A segurança jurídica, princípio constitucional implícito, visa apenas que o contribuinte possa ter previsibilidade e certeza dos recolhimentos por ele devidos. Paulo de Barros Carvalho leciona que a segurança jurídica visa propagar no seio da comunidade o sentimento de previsibilidade quanto aos efeitos jurídicos da regulação da conduta. O autor afirma:

"Tal sentimento tranquiliza os cidadãos, abrindo espaço para o planejamento de ações futuras, cujas disciplina jurídica já conhecem, confiantes que estão no modo pelo qual a aplicação das normas do direito se realiza. Concomitantemente, a certeza do tratamento normativo dos fatos já consumados, dos direitos adquiridos e da força da coisa julgada, lhes dá a garantia do passado. Essa bidirecionalidade passado/futuro é fundamental para que se estabeleça o clima de segurança das relações jurídicas, motivo por que dissemos que o princípio depende de fatores sistêmicos. […]".

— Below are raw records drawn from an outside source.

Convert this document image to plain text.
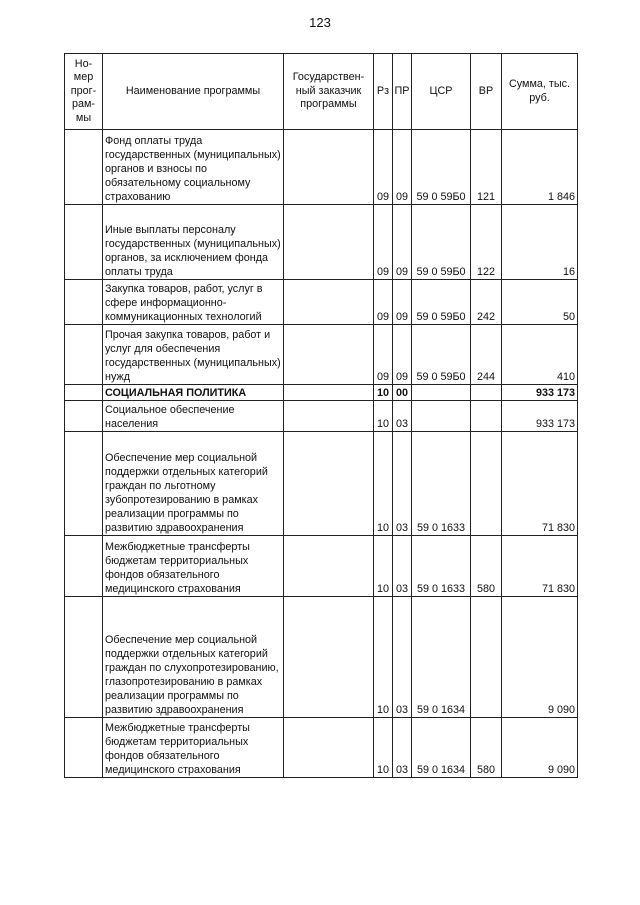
123
Но-мер прог-рам-мы	Наименование программы	Государствен-ный заказчик программы	Рз	ПР	ЦСР	ВР	Сумма, тыс. руб.
	Фонд оплаты труда государственных (муниципальных) органов и взносы по обязательному социальному страхованию		09	09	59 0 59Б0	121	1 846
	Иные выплаты персоналу государственных (муниципальных) органов, за исключением фонда оплаты труда		09	09	59 0 59Б0	122	16
	Закупка товаров, работ, услуг в сфере информационно-коммуникационных технологий		09	09	59 0 59Б0	242	50
	Прочая закупка товаров, работ и услуг для обеспечения государственных (муниципальных) нужд		09	09	59 0 59Б0	244	410
	СОЦИАЛЬНАЯ ПОЛИТИКА		10	00			933 173
	Социальное обеспечение населения		10	03			933 173
	Обеспечение мер социальной поддержки отдельных категорий граждан по льготному зубопротезированию в рамках реализации программы по развитию здравоохранения		10	03	59 0 1633		71 830
	Межбюджетные трансферты бюджетам территориальных фондов обязательного медицинского страхования		10	03	59 0 1633	580	71 830
	Обеспечение мер социальной поддержки отдельных категорий граждан по слухопротезированию, глазопротезированию в рамках реализации программы по развитию здравоохранения		10	03	59 0 1634		9 090
	Межбюджетные трансферты бюджетам территориальных фондов обязательного медицинского страхования		10	03	59 0 1634	580	9 090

Desnecessário encarecer que a segurança das relações jurídicas é indissociável do valor justiça, e sua realização concreta se traduz numa conquista paulatinamente perseguida pelos povos cultos [1].

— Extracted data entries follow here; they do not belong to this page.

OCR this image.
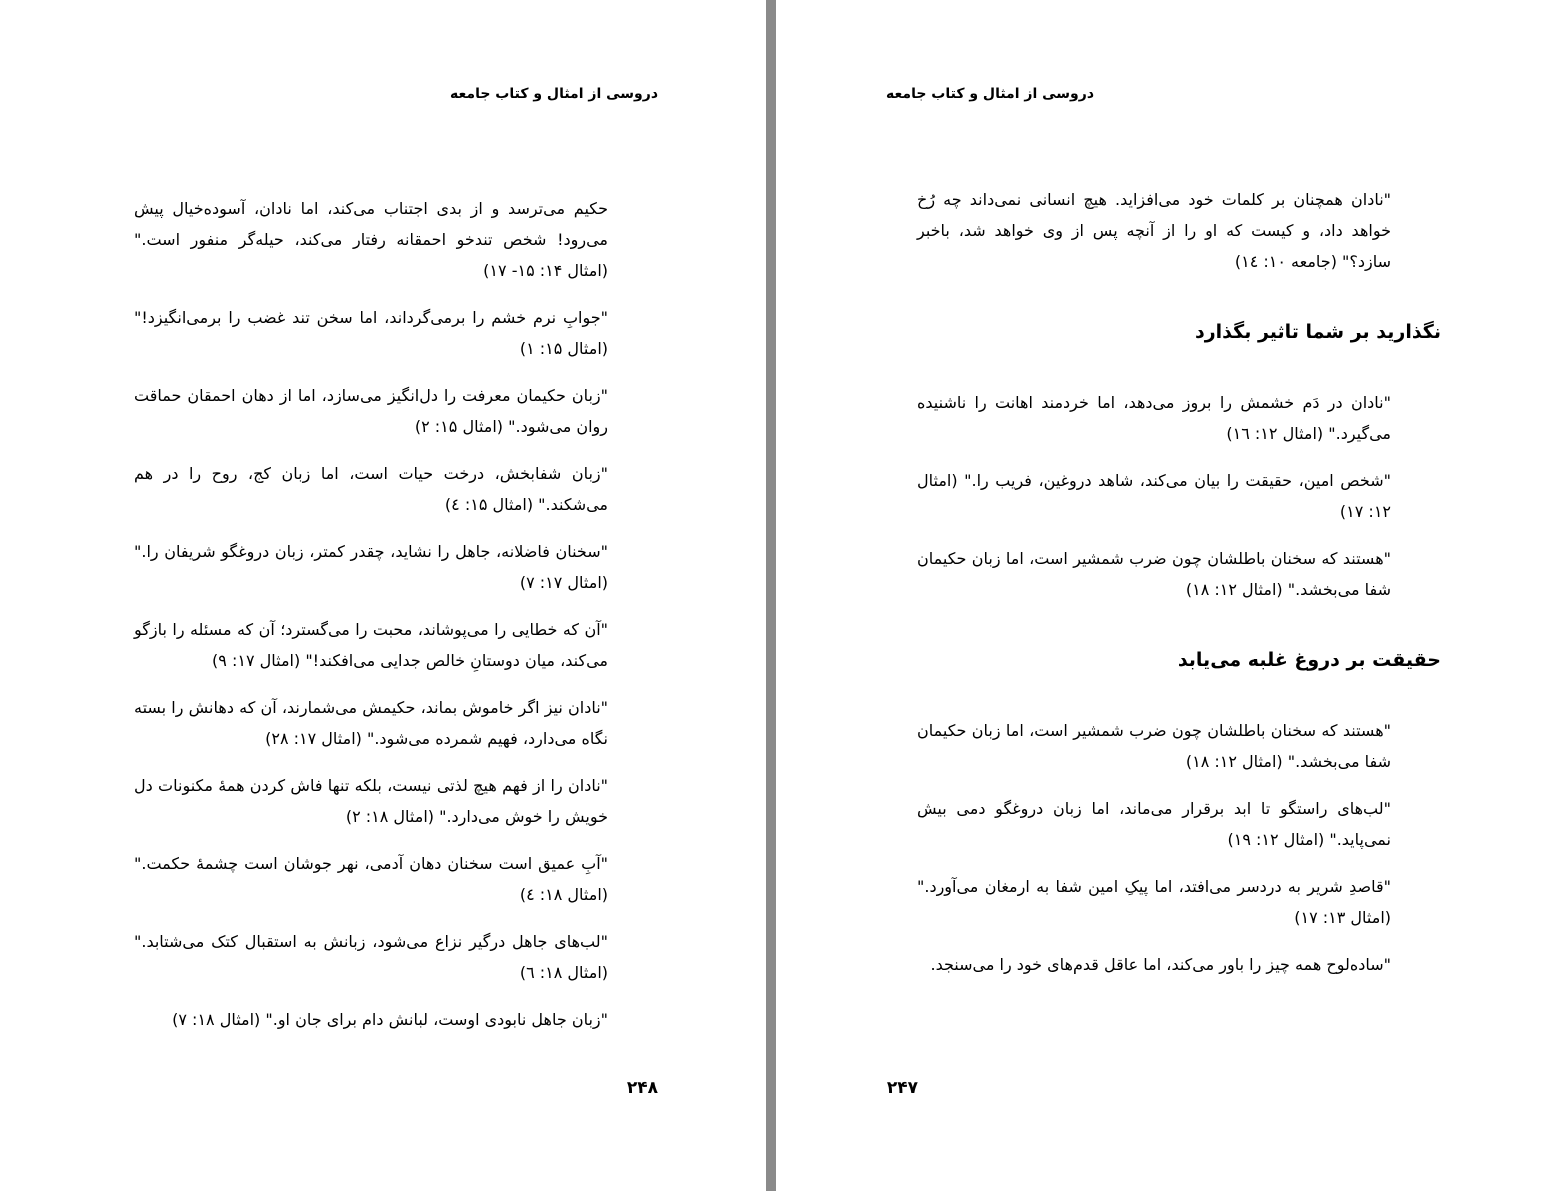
دروسی از امثال و کتاب جامعه

حکیم می‌ترسد و از بدی اجتناب می‌کند، اما نادان، آسوده‌خیال پیش می‌رود! شخص تندخو احمقانه رفتار می‌کند، حیله‌گر منفور است." (امثال ۱۴: ۱۵- ۱۷)

"جوابِ نرم خشم را برمی‌گرداند، اما سخن تند غضب را برمی‌انگیزد!" (امثال ۱۵: ۱)

"زبان حکیمان معرفت را دل‌انگیز می‌سازد، اما از دهان احمقان حماقت روان می‌شود." (امثال ۱۵: ۲)

"زبان شفابخش، درخت حیات است، اما زبان کج، روح را در هم می‌شکند." (امثال ۱۵: ٤)

"سخنان فاضلانه، جاهل را نشاید، چقدر کمتر، زبان دروغگو شریفان را." (امثال ۱۷: ۷)

"آن که خطایی را می‌پوشاند، محبت را می‌گسترد؛ آن که مسئله را بازگو می‌کند، میان دوستانِ خالص جدایی می‌افکند!" (امثال ۱۷: ۹)

"نادان نیز اگر خاموش بماند، حکیمش می‌شمارند، آن که دهانش را بسته نگاه می‌دارد، فهیم شمرده می‌شود." (امثال ۱۷: ۲۸)

"نادان را از فهم هیچ لذتی نیست، بلکه تنها فاش کردن همهٔ مکنونات دل خویش را خوش می‌دارد." (امثال ۱۸: ۲)

"آبِ عمیق است سخنان دهان آدمی، نهر جوشان است چشمهٔ حکمت." (امثال ۱۸: ٤)

"لب‌های جاهل درگیر نزاع می‌شود، زبانش به استقبال کتک می‌شتابد." (امثال ۱۸: ٦)

"زبان جاهل نابودی اوست، لبانش دام برای جان او." (امثال ۱۸: ۷)

۲۴۸
دروسی از امثال و کتاب جامعه
۲۴۷

"نادان همچنان بر کلمات خود می‌افزاید. هیچ انسانی نمی‌داند چه رُخ خواهد داد، و کیست که او را از آنچه پس از وی خواهد شد، باخبر سازد؟" (جامعه ۱۰: ۱٤)

نگذارید بر شما تاثیر بگذارد

"نادان در دَم خشمش را بروز می‌دهد، اما خردمند اهانت را ناشنیده می‌گیرد." (امثال ۱۲: ۱٦)

"شخص امین، حقیقت را بیان می‌کند، شاهد دروغین، فریب را." (امثال ۱۲: ۱۷)

"هستند که سخنان باطلشان چون ضرب شمشیر است، اما زبان حکیمان شفا می‌بخشد." (امثال ۱۲: ۱۸)

حقیقت بر دروغ غلبه می‌یابد

"هستند که سخنان باطلشان چون ضرب شمشیر است، اما زبان حکیمان شفا می‌بخشد." (امثال ۱۲: ۱۸)

"لب‌های راستگو تا ابد برقرار می‌ماند، اما زبان دروغگو دمی بیش نمی‌پاید." (امثال ۱۲: ۱۹)

"قاصدِ شریر به دردسر می‌افتد، اما پیکِ امین شفا به ارمغان می‌آورد." (امثال ۱۳: ۱۷)

"ساده‌لوح همه چیز را باور می‌کند، اما عاقل قدم‌های خود را می‌سنجد.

Entretanto, a regra não é sempre observada pelos legisladores e executores. No caso da transmissão de um PER/DComp (Pedido de Restituição ou Declaração de Compensação), o contribuinte apura e pleiteia o seu crédito, que poderá ser analisado pela Receita Federal nos cinco anos seguintes. Caso ela identifique qualquer irregularidade na Declaração de Compensação a decisão será enviada ao contribuinte juntamente com a multa de, no mínimo, 50% do crédito declarado (artigo 74, §17º, da Lei nº 9.430/96).

E mais: os abusos normativos, sejam oriundos do Legislativo ou Executivo, são validados pelo Judiciário, por meio do Supremo Tribunal Federal. Entretanto, atualmente estamos diante de uma nova forma de abuso do poder público imposta pelo STF. Isto porque a maioria da corte, até 6/2/2023, já se manifestou pela possibilidade de desconstituição automática de decisões transitadas em julgado. A ideia é que, mesmo que o contribuinte tenha obtido decisão judicial transitada em julgado em seu favor, caso seja proferida posteriormente decisão do STF com novo entendimento (considerando válida a cobrança), a decisão anterior torna-se automaticamente inválida.

A coisa julgada é uma garantia fundamental protegida pela Constituição Federal (artigo 5º, XXXVI da CF). Mas, ainda assim, a fim de que não fossem engessados o Direito e as relações sociais, permitindo-se que seja revisitado tema que já possui decisão transitada em julgado, o ordenamento jurídico brasileiro prevê a ação rescisória, com os requisitos que lhe são próprios. Assim, atentando-se à isonomia existente entre contribuinte e fisco, bastaria a este que ajuizasse a ação competente para que, diante do caso concreto, o juiz avaliasse se a coisa julgada mereceria ser desconstituída. Caberia ao contribuinte demonstrar a inaplicabilidade do precedente sobre seu caso. A decisão do STF permite que esta etapa seja pulada — apenas pelo fisco.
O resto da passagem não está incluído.